The early morning rousing is now routine for these young people—collaborators in a “twinning” (partnership) project engaging ACT Suriname and the University of Utrecht. They climb out of bed and head straight for a bath in the cold Sipaliwini River. Afterward, they are greeted with cups of tea and a hot breakfast prepared by Richard and Melvin, the camp cooks.

The students then pack up their gear and a simple lunch of rice, vegetables, and fish, and head out to create three one-kilometer-long forest transects at three, five, and seven kilometers distance from the village. Accompanied by two Indigenous Park Guards (IPGs) and ACT Suriname Biodiversity Officer Leen De Laender, they will set up camera traps along the cleared, straight paths in order to gather data on the types and quantities of wildlife in different areas.

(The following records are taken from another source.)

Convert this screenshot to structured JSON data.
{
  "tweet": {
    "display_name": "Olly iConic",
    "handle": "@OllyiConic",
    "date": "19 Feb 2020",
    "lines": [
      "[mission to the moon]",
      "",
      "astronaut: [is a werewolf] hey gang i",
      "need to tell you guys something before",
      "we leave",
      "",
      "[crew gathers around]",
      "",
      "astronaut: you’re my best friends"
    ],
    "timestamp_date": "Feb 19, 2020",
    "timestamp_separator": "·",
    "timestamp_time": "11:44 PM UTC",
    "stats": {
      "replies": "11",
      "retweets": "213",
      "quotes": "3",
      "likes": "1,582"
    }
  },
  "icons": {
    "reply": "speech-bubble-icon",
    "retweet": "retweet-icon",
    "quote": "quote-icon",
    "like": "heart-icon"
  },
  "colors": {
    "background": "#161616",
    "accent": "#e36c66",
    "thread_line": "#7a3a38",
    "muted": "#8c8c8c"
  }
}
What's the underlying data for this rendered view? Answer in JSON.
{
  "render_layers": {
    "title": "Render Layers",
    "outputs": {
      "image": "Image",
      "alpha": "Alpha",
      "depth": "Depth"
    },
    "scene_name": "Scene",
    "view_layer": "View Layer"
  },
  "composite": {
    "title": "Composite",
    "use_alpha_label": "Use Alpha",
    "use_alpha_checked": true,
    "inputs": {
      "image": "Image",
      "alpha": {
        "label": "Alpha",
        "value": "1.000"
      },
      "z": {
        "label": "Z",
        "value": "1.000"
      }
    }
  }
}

Measuring distances for optimal placement of flagging tape. Click to enlarge

Understanding wildlife distribution is a key part of the twinning project, which aims to create effective strategies for natural resource management. One of the primary conservation issues in Kwamalasamutu is the wildlife trade; another is the overconsumption of certain species that the locals consider delicious, such as anteater. By monitoring quantities of wildlife at several distances from the village, the team will better understand how individual species are affected by the local population.

Creating a transect involves a lot of physical labor. Once the team determines the direction of the transect with a compass, they clear away any trees and plants along the path with machetes. The beginning and end of the transect are recorded with a GPS handheld, and then the camera traps are set up.

As the day wears on, the team heads deeper into the rainforest to establish a final transect. After walking for an hour, they freeze when they hear a strange sound. The two IPGs sniff the air and say “Pingo!” (“collared peccary” in the local tongue).

“I did not know what I was hearing,” says Manuela, a Dutch student. “It’s very impressive that the IPGs knew there were collared peccaries. “

The group continues on and arrives at their destination a few hours later.

Leen and Pamenia, one of Kwamalasamutu’s IPGs, put up a field camp beside a creek while the rest of the group heads off to complete the final transect.  

Building a field camp site from scratch in the Amazon rainforest. Click to enlarge

Just as the camp is set, Leen hears a bird and follows the sound to the other side of the creek. Quietly, she sits down among the roots of a large Ingipipa tree to see if she will spot the animal. A few seconds later, to her surprise, a jaguar emerges from behind the tree. Leen is almost eye-to-eye with the animal, which is less than six feet away. Then, the jaguar flees and is gone as quickly as it appeared.

Leen makes her way back to camp and, soon, the other group members are back from their work. That evening, they all feast on delicious soup.

After dinner, the group settles in to the chorus of the jungle fauna, wondering which of the animals they hear might be photographed by their camera traps during the night.